On Day 1 with Jayja the corgi, my husband left for work and suddenly I was alone with this furry bundle of energy. At first we played a bit (I threw a ball and she ran after it). Then I went to my office and worked, but Jayja had other plans. She was standing in the hallway and started this high-pitched whining that cut right through my concentration. At first I decided to ignore her and keep working. She would eventually stop, I thought. But that wasn’t the case. She kept whining, and so I gave in because I couldn’t stand the whining anymore. I returned to play ball with her instead of working on a report I had to finish for work.
It was a coincidence that just a few days before that I had interviewed a dog trainer for the newspaper I am working for in Switzerland. The interviewer said, “Dogs are predators.” We discussed children approaching dogs without asking. “When the dog bites them, it is often because they [the children] did not ask.” We expect dogs to sit still in restaurants, with all that noise and movement around them, she explained. Kids running past them, people reaching over to pet them. But a dog is an animal … It’s actually a predator—a wild animal. Or kids running past them. But a dog is an animal, it is actually a predator, a wild animal. I thought about her words while looking at the corgi on my rug, still full of energy. Predator? Not her, I thought. (But what did I know about corgis anyway?)
As I went for a brief walk, strangers would smile and approach us. “Hey, is that a corgi? The queen used to breed them,” one man told me. Another one pointed out that Columbo, in the famous crime show, had one too. Back home and curious, I did some research on corgis and found out that, indeed, Queen Elizabeth II had favoured them, although hers were brown. And that Columbo never owned one: his dog was a basset hound. Isn’t it funny what people associate with dogs and what they think they know about dogs?
But what I discovered was far more interesting than royal trivia. Corgis weren’t just cute companions; they were serious working dogs from Wales—bred for herding cattle. Those short legs and long bodies that made them look so adorable? They were actually perfect for nipping at cattle heels and dodging kicks. I was looking at an athlete, not an accessory.
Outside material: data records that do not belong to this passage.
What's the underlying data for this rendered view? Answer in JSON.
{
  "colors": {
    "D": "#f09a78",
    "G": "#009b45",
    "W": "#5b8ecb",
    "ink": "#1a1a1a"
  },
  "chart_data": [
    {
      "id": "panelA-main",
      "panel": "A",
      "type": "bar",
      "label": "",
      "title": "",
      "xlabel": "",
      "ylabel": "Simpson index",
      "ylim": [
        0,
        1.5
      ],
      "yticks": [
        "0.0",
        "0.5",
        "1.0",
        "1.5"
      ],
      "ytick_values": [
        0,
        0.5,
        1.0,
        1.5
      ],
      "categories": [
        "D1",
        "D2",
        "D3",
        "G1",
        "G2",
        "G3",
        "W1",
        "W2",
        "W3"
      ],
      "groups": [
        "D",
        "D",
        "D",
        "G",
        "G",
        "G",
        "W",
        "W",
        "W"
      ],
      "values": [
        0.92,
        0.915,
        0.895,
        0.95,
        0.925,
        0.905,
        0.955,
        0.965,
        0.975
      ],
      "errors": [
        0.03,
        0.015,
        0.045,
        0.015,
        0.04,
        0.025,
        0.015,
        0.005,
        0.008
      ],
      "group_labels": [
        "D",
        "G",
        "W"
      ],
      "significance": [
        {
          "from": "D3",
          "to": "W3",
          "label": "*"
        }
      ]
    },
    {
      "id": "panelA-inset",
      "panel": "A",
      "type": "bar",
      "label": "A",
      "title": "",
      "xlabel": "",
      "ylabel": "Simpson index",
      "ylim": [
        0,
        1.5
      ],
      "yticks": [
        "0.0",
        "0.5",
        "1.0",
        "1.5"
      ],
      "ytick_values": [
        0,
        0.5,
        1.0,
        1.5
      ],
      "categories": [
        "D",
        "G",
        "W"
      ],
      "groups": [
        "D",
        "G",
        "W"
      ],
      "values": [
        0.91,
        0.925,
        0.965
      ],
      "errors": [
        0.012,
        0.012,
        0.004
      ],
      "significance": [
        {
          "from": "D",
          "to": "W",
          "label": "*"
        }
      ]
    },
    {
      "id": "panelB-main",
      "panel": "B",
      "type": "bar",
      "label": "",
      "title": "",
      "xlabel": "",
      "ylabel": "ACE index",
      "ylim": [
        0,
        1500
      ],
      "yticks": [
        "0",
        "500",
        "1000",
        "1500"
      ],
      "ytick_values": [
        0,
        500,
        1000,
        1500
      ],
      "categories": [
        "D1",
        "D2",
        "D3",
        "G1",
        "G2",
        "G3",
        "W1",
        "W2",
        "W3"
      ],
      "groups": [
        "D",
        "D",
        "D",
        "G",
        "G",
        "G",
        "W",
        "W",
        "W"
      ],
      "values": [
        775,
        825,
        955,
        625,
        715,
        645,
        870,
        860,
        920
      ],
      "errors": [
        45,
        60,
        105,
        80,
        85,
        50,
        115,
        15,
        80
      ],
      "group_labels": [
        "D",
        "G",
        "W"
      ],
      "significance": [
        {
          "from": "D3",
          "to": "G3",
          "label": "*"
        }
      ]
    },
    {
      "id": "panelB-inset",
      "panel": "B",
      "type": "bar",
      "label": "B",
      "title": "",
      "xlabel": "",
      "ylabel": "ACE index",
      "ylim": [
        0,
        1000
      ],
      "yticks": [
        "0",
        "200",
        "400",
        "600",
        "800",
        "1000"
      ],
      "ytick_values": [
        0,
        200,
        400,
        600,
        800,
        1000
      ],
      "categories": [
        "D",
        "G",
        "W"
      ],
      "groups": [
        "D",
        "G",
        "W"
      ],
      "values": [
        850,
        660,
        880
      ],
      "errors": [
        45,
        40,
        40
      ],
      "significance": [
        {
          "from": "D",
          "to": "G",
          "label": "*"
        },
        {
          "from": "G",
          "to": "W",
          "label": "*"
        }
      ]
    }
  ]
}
I had always dismissed small dogs as accessories such as those of influencers on social media. Small dogs did not appear, to me, to be strong enough to survive a Yukon winter or even a winter in Switzerland. But Jayja proved me wrong. She was constantly checking on us, turning her head to make sure we were still there, sleeping on our doorstep to protect us. And those small legs … they could run with surprising speed.
After just two days with Jayja, she had completely changed my mind about small dogs. And our rug was now covered in fur.
I still don’t know why that dog in the Yukon bit me, and I probably never will. But does it really matter? After all, as the dog trainer reminded me, every dog is a predator at heart and has a wild side in them. The difference isn’t in their size—it’s in understanding and respecting what they are.
Jayja, the “corgi-sausage,” taught me that prejudice often comes from a single bad experience. Wisdom, on the other hand, comes from being open to new experiences.